A parenting expert once told me that it's important that parents have a 'solidly positive story' about their children. Internally as well as externally.

That doesn't mean excusing behaviour or condoning anything. It means that the story you tell yourself, them and the world is solidly positive.

Take DD. If you look at her one way, she's pushy, bossy, loud, terrible at risk assessment, hard to get along with, and lacks focus. Exactly like I was when I was young and my mum still has that story about me. Sad However, how I see DD, and how I describe her to her, and the rest of the world is; brave, kind, unique, enthusiastic, funny, interesting, passionate, good (not nice, good), a deep thinker, a good friend, a citizen of the world, and the literal best person I have ever met. Our childhoods are going very differently so far.

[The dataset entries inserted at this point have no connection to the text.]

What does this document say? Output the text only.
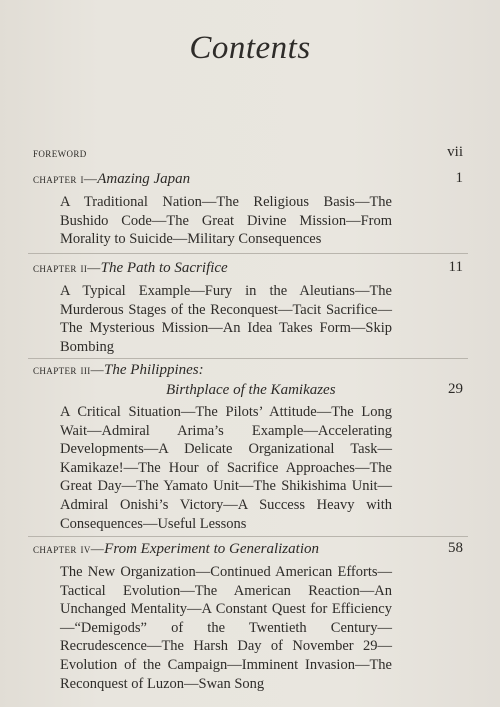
Contents
foreword	vii
chapter i—Amazing Japan	1
A Traditional Nation—The Religious Basis—The Bushido Code—The Great Divine Mission—From Morality to Suicide—Military Consequences
chapter ii—The Path to Sacrifice	11
A Typical Example—Fury in the Aleutians—The Murderous Stages of the Reconquest—Tacit Sacrifice—The Mysterious Mission—An Idea Takes Form—Skip Bombing
chapter iii—The Philippines:
Birthplace of the Kamikazes	29
A Critical Situation—The Pilots’ Attitude—The Long Wait—Admiral Arima’s Example—Accelerating Developments—A Delicate Organizational Task—Kamikaze!—The Hour of Sacrifice Approaches—The Great Day—The Yamato Unit—The Shikishima Unit—Admiral Onishi’s Victory—A Success Heavy with Consequences—Useful Lessons
chapter iv—From Experiment to Generalization	58
The New Organization—Continued American Efforts—Tactical Evolution—The American Reaction—An Unchanged Mentality—A Constant Quest for Efficiency—“Demigods” of the Twentieth Century—Recrudescence—The Harsh Day of November 29—Evolution of the Campaign—Imminent Invasion—The Reconquest of Luzon—Swan Song
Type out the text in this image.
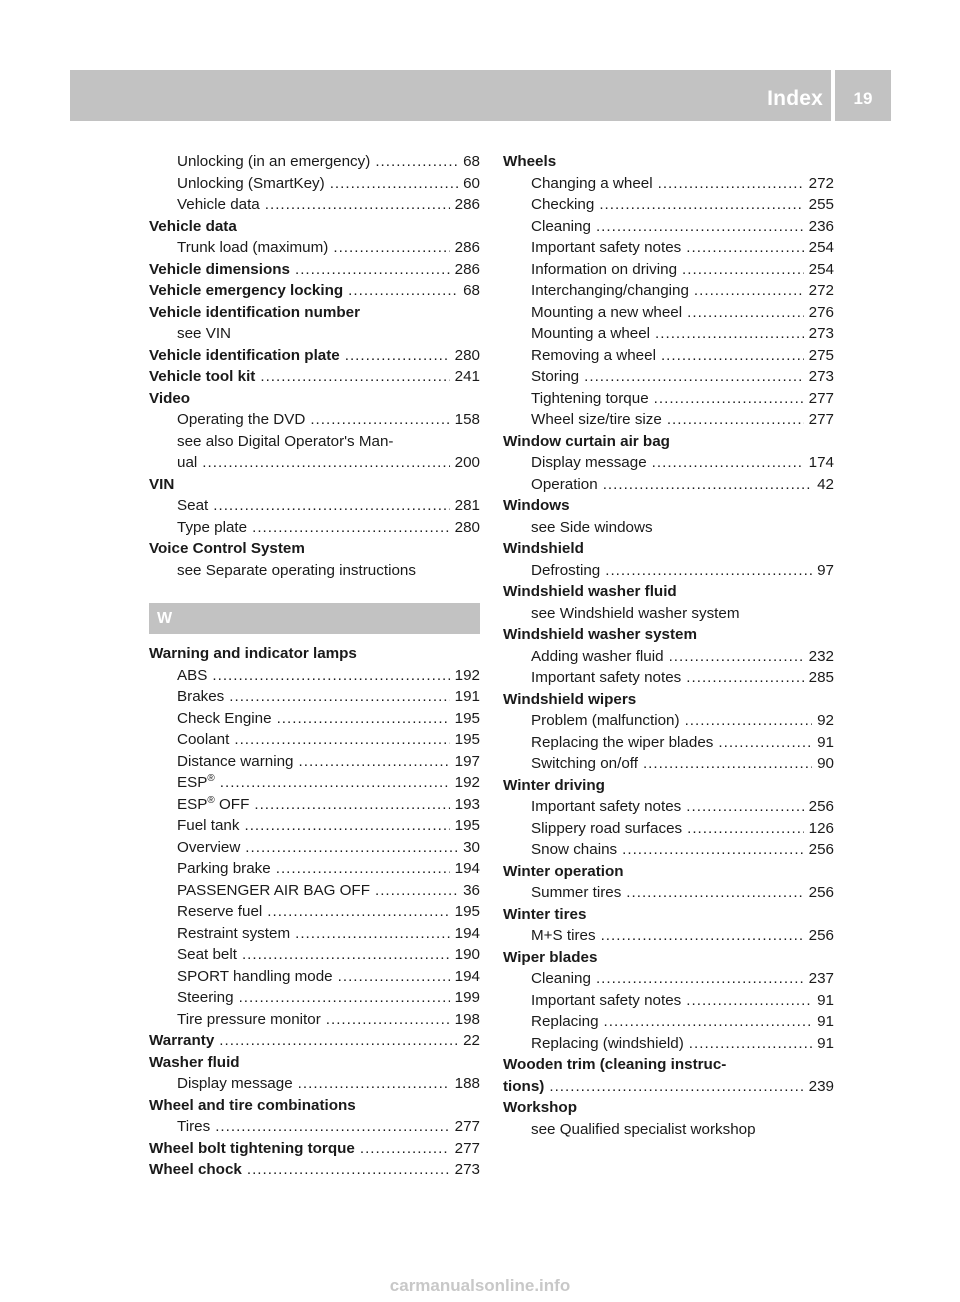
Index	19
Unlocking (in an emergency) .....	68
Unlocking (SmartKey) .....	60
Vehicle data .....	286
Vehicle data
Trunk load (maximum) .....	286
Vehicle dimensions .....	286
Vehicle emergency locking .....	68
Vehicle identification number
see VIN
Vehicle identification plate .....	280
Vehicle tool kit .....	241
Video
Operating the DVD .....	158
see also Digital Operator's Man-
ual .....	200
VIN
Seat .....	281
Type plate .....	280
Voice Control System
see Separate operating instructions
W
Warning and indicator lamps
ABS .....	192
Brakes .....	191
Check Engine .....	195
Coolant .....	195
Distance warning .....	197
ESP® .....	192
ESP® OFF .....	193
Fuel tank .....	195
Overview .....	30
Parking brake .....	194
PASSENGER AIR BAG OFF .....	36
Reserve fuel .....	195
Restraint system .....	194
Seat belt .....	190
SPORT handling mode .....	194
Steering .....	199
Tire pressure monitor .....	198
Warranty .....	22
Washer fluid
Display message .....	188
Wheel and tire combinations
Tires .....	277
Wheel bolt tightening torque .....	277
Wheel chock .....	273
Wheels
Changing a wheel .....	272
Checking .....	255
Cleaning .....	236
Important safety notes .....	254
Information on driving .....	254
Interchanging/changing .....	272
Mounting a new wheel .....	276
Mounting a wheel .....	273
Removing a wheel .....	275
Storing .....	273
Tightening torque .....	277
Wheel size/tire size .....	277
Window curtain air bag
Display message .....	174
Operation .....	42
Windows
see Side windows
Windshield
Defrosting .....	97
Windshield washer fluid
see Windshield washer system
Windshield washer system
Adding washer fluid .....	232
Important safety notes .....	285
Windshield wipers
Problem (malfunction) .....	92
Replacing the wiper blades .....	91
Switching on/off .....	90
Winter driving
Important safety notes .....	256
Slippery road surfaces .....	126
Snow chains .....	256
Winter operation
Summer tires .....	256
Winter tires
M+S tires .....	256
Wiper blades
Cleaning .....	237
Important safety notes .....	91
Replacing .....	91
Replacing (windshield) .....	91
Wooden trim (cleaning instruc-
tions) .....	239
Workshop
see Qualified specialist workshop
carmanualsonline.info
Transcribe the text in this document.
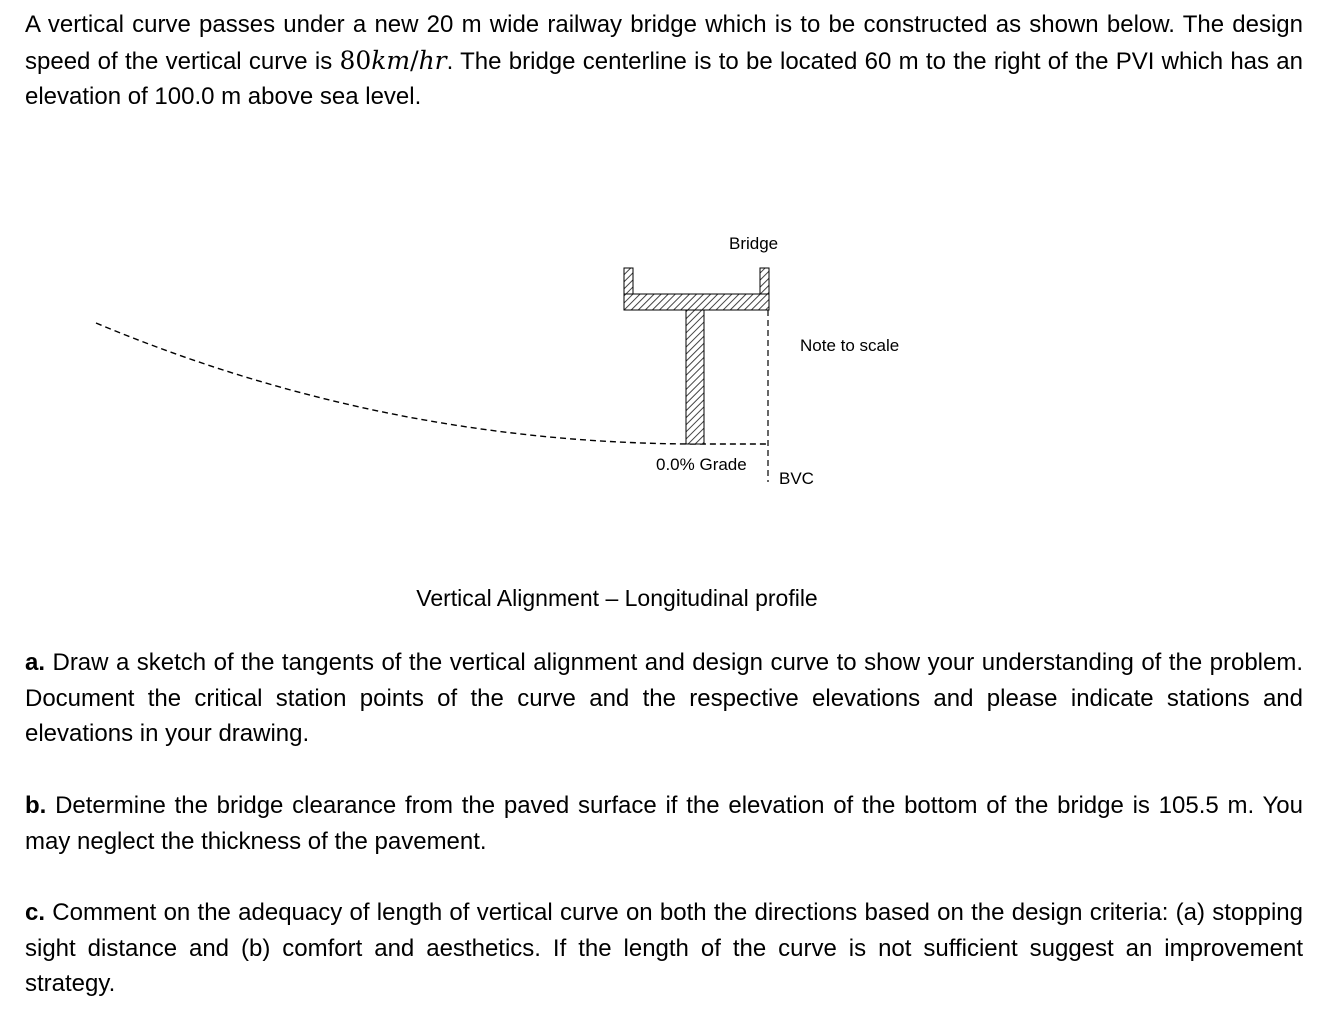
A vertical curve passes under a new 20 m wide railway bridge which is to be constructed as shown below. The design speed of the vertical curve is 80km/hr. The bridge centerline is to be located 60 m to the right of the PVI which has an elevation of 100.0 m above sea level.
Bridge
Note to scale
0.0% Grade
BVC
Vertical Alignment – Longitudinal profile
a. Draw a sketch of the tangents of the vertical alignment and design curve to show your understanding of the problem. Document the critical station points of the curve and the respective elevations and please indicate stations and elevations in your drawing.
b. Determine the bridge clearance from the paved surface if the elevation of the bottom of the bridge is 105.5 m. You may neglect the thickness of the pavement.
c. Comment on the adequacy of length of vertical curve on both the directions based on the design criteria: (a) stopping sight distance and (b) comfort and aesthetics. If the length of the curve is not sufficient suggest an improvement strategy.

Think about your son in terms of what he offers, what he's good at, what he values. Form a solidly positive story about him. Your brother is nothing to do with your son. He is his own person and forming that story means he will live that story, the good story.

justbeinghonesthere · 24/12/2024 21:12

That really resonates and I fear my story isn’t positive, I see him through a negative lens. I find him fidgety, annoying, immature (obviously he’s a child but sometimes seems to lack maturity compared to children of the same age.)

I need to change this; that was a really valuable post. Thank you.